Nordamerika RHEINPFALZ Plus Artikel In New York gibt es vielleicht den coolsten Sportplatz der Welt

Pickleball im Central Park – ein Trend und ein Boom.
Pickleball im Central Park – ein Trend und ein Boom.

Da sage noch einer, die ganze Welt drehe sich (derzeit) nur um Fußball. Im Central Park von New York bekommt man sofort einen Eindruck von sportlicher Vielfalt vermittelt.

Das Terrain von der 59th bis zur 110th Street und von der 5th bis zur 8th Avenue ist im Grunde der vielleicht coolste Sportplatz der Welt. Und es spielt keine Rolle, wer woher kommt und was macht.
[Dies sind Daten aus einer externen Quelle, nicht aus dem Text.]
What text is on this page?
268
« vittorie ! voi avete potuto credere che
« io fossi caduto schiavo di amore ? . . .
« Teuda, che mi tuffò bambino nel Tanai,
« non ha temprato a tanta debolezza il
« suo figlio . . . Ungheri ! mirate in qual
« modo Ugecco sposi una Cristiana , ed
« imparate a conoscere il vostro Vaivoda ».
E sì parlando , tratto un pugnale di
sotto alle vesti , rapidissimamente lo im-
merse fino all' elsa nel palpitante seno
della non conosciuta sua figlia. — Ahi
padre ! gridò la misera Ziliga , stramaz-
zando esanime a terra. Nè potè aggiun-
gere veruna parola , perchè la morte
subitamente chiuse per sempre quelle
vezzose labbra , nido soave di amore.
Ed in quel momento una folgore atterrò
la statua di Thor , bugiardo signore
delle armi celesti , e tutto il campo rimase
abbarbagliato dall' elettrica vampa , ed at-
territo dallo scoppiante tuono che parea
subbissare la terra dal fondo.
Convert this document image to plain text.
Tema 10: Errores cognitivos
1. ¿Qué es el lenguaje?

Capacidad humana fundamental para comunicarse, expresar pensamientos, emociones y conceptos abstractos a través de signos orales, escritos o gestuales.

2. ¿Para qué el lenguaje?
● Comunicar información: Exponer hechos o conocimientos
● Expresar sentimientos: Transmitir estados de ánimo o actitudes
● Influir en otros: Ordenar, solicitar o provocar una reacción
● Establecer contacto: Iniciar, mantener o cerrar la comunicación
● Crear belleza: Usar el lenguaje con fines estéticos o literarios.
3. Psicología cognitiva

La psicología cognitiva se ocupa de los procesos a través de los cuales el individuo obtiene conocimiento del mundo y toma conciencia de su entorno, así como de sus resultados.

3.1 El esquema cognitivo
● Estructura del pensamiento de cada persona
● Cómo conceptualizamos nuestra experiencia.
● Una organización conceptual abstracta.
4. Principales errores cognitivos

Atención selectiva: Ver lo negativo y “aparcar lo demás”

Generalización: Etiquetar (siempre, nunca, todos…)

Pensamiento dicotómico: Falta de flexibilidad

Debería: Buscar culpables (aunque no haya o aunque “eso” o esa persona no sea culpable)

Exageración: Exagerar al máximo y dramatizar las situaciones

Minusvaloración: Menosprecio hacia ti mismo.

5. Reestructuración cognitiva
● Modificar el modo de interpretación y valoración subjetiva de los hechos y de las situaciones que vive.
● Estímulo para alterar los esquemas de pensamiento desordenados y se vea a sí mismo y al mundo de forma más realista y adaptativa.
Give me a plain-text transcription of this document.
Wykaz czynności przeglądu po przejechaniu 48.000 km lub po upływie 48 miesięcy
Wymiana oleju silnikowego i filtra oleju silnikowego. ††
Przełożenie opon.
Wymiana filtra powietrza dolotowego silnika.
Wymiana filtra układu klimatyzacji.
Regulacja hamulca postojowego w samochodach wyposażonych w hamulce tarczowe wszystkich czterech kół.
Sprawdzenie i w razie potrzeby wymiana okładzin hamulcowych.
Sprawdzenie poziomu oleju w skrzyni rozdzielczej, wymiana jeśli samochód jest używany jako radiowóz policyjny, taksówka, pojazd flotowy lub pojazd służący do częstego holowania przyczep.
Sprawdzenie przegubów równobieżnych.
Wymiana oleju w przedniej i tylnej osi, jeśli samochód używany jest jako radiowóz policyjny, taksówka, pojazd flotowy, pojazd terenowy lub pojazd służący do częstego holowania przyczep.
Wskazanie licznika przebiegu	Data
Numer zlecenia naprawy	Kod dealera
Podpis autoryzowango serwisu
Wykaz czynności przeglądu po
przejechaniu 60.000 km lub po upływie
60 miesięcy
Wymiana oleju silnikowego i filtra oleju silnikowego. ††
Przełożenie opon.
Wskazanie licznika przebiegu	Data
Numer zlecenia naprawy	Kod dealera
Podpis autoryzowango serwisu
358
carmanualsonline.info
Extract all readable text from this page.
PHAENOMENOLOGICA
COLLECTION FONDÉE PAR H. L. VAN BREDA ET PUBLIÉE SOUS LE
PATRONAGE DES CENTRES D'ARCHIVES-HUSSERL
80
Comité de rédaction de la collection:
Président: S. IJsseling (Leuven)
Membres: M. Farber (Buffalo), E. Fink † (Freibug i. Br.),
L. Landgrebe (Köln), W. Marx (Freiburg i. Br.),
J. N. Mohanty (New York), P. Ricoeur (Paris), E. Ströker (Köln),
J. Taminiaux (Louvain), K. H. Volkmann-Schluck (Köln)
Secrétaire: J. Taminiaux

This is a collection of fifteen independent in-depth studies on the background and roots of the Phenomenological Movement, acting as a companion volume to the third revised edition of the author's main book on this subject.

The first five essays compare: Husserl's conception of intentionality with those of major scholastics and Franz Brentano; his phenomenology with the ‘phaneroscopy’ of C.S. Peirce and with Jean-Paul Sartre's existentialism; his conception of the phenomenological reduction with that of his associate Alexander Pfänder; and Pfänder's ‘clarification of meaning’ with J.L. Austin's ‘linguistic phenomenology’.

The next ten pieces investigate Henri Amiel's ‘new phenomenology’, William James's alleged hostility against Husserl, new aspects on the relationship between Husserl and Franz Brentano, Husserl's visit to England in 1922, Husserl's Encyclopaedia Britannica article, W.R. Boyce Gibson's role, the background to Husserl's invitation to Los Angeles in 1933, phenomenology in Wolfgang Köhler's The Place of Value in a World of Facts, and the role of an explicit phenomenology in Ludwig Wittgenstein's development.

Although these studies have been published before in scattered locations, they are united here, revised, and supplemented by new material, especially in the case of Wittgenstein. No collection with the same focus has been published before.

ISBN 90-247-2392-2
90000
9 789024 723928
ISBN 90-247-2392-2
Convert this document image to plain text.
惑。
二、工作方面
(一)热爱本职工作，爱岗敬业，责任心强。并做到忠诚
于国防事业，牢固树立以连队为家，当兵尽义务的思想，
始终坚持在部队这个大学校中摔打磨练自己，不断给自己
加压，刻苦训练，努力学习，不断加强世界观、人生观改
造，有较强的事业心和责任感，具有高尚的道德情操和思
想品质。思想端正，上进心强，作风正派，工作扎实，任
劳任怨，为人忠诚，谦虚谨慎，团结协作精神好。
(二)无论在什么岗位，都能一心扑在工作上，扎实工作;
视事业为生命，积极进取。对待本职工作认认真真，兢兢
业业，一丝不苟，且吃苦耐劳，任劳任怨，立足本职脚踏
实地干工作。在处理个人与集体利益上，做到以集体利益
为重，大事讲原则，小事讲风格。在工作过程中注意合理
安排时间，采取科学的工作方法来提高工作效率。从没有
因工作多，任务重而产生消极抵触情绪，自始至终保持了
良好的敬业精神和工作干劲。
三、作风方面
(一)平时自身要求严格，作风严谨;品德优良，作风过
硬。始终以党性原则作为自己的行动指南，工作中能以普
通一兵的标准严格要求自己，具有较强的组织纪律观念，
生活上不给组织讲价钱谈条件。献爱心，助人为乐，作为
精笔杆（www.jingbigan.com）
Hier ein Beachvolleyballplatz, wo Frauen und Männer in den Sand fliegen; da ein Baseballfeld, wo Väter mit Söhnen den Schläger schwingen. Und überall die Ausdauerenthusiasten. Wer in Deutschland glaubt, die Alsterrunde in Hamburg sei das ultimative Laufvergnügen nach Feierabend, hat die grüne Lunge dieser Großstadt noch nicht gesehen. Ist es irgendwo noch cooler, als auf den Strecken mit leichten Anstiegen unter dem ständigen Vogelgezwitscher bei atemberaubenden Ausblicken auf die Wolkenkratzer seine Kilometer abzuspulen?

Pickleball statt Handball

Das Tempo mancher Menschen ist enorm, die verbissenen Gesichter bezeugen den sportlichen Ehrgeiz. Und dann sind da nebenan auf einer eigenen Spur noch die Radsportler, von denen viele fast in Tour-de-France-Ausrüstung auf Hightech-Räder in die Pedale treten. Wer ihnen als Fußgänger in die Quere kommt, hat keine Rücksicht zu erwarten. Aber wenigsten an solchen Orten haben sie Vorfahrt, wo Manhattan trotz aller Anstrengungen für die Radfahrer immer noch von den gerne an jeder zweiten Ampel hupenden Autofahrern geprägt wird.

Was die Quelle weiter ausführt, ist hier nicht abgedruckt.